池見氏は、内的言語活動を成立させている人類の種的先天性の存在に目を向け、言語が記号化される以前の「言葉」の主体である「内在的価値感」の次元を、人間の独自性を成立させている根源として認めたのです。
こうした「人間存在の根源的な在り方に立脚した新たな」国語教育学を西尾実氏が構想したように、「内在的価値感」を育む新たな道徳教育学・家庭教育学を構想することが時代の要請といえます。エリック・バーンは乳幼児期の親的環境の影響によって人生脚本が作られると指摘しています。
大脳生理学の権威・時実利彦氏は、競争意識や征服欲が「殺しの心」にまで爆発するとして、教育において「うまく生きる」ために前頭連合野の働きを活性化するほど「殺しの血潮」がたぎると指摘しています。教育現場には「よく生きる」ための教育を軽視して、「うまく生きる」方法を重視する傾向がありますが、「内在的価値感」を深めることによって「殺しの心を鎮める」学習活動こそが、今後の重要課題といえます。

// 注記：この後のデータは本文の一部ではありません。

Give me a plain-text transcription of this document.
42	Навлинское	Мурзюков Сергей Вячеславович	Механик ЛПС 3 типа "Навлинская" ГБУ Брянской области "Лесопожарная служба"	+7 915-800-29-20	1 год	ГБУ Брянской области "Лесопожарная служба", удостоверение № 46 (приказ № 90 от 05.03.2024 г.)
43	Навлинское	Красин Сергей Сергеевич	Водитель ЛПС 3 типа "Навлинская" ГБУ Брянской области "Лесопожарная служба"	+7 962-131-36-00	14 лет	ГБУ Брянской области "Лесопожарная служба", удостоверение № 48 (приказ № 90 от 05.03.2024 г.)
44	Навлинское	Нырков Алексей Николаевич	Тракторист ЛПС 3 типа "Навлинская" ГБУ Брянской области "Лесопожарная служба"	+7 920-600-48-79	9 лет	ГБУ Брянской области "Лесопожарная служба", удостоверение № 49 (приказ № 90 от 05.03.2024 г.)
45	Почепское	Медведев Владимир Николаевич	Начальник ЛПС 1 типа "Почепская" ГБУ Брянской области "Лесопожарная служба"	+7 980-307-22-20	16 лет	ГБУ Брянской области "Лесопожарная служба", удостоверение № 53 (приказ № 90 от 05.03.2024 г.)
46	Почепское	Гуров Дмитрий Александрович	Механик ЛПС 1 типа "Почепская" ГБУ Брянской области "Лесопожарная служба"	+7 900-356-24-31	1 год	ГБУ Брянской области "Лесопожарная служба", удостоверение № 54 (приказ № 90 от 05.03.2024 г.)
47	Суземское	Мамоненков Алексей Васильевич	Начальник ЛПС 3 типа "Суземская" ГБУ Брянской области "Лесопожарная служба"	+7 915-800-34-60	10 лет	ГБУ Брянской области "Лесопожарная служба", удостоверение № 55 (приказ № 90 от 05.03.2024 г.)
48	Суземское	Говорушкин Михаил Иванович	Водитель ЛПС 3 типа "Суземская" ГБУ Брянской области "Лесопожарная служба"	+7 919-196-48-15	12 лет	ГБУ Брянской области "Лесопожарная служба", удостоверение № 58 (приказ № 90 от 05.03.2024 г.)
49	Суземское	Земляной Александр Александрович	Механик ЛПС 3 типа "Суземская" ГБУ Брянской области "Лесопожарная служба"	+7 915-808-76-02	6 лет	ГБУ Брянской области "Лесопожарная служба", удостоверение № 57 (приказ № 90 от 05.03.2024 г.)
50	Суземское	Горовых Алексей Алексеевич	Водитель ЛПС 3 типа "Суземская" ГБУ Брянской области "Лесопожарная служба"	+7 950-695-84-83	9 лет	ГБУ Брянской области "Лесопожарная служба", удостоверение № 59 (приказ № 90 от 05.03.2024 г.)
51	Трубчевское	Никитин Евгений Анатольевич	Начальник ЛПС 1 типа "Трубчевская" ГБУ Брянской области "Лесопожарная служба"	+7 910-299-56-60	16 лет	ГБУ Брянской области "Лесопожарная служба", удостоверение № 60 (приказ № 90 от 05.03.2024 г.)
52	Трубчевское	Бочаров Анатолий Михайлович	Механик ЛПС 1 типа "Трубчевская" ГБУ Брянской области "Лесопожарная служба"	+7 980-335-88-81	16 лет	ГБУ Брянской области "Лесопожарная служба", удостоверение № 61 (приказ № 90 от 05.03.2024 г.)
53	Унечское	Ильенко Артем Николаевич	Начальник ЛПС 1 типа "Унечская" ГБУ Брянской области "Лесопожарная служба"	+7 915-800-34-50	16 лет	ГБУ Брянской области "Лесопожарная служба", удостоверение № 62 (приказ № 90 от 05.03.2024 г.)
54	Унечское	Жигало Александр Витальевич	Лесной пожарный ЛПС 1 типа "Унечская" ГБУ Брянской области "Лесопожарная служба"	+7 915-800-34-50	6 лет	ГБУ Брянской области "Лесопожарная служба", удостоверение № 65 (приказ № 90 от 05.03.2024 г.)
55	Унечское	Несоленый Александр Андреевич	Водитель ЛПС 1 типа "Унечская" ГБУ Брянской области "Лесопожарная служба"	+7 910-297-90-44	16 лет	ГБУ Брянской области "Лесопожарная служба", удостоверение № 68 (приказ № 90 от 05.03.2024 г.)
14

そのためには、子供の内在的価値感に継続した感性を育み、疑問点を解明する意欲を働かせて、「是非善悪で判断してきた問題を、創造活動の要因として志向する認識」の育成につなぐ観点が必要になります。
「アクティブ・ラーニング」という画一的方法論を「導入」して、子供の活動を活発にすることではなく、子供が「体験から感じ取ったことを表現」(前回の拙稿参照)させることによって、原因と結果の間に存在する創造の「理(ことわり)」の働きを究明させていく活動に導いていくことこそが求められているのです。こうした創造的探求の態度が、主体的自己実現の重要な柱であり、「生きる力の源泉」なのです。
小学校における道徳教育の授業をビデオに収め、教師と子供とのやり取りを交流分析の手法で総括し、道徳教育の今後の課題を明らかにした修士論文の指導をしたことがありますが、エリック・バーンが「専門医は絶えず自身の直観を客観的な観察と対比して吟味する必要がある」と強調しているように、子供の心の本音である「内言語」に注目し、教育者自身の直観を客観的な観察と対比させながら、「主体的対話的で深い学び」に絶えず鍛え上げ、「自覚化」していくことが道徳教育の今後の課題といえます。
(令和2年5月11日)
※道徳サロンでは、ご投稿を募集中!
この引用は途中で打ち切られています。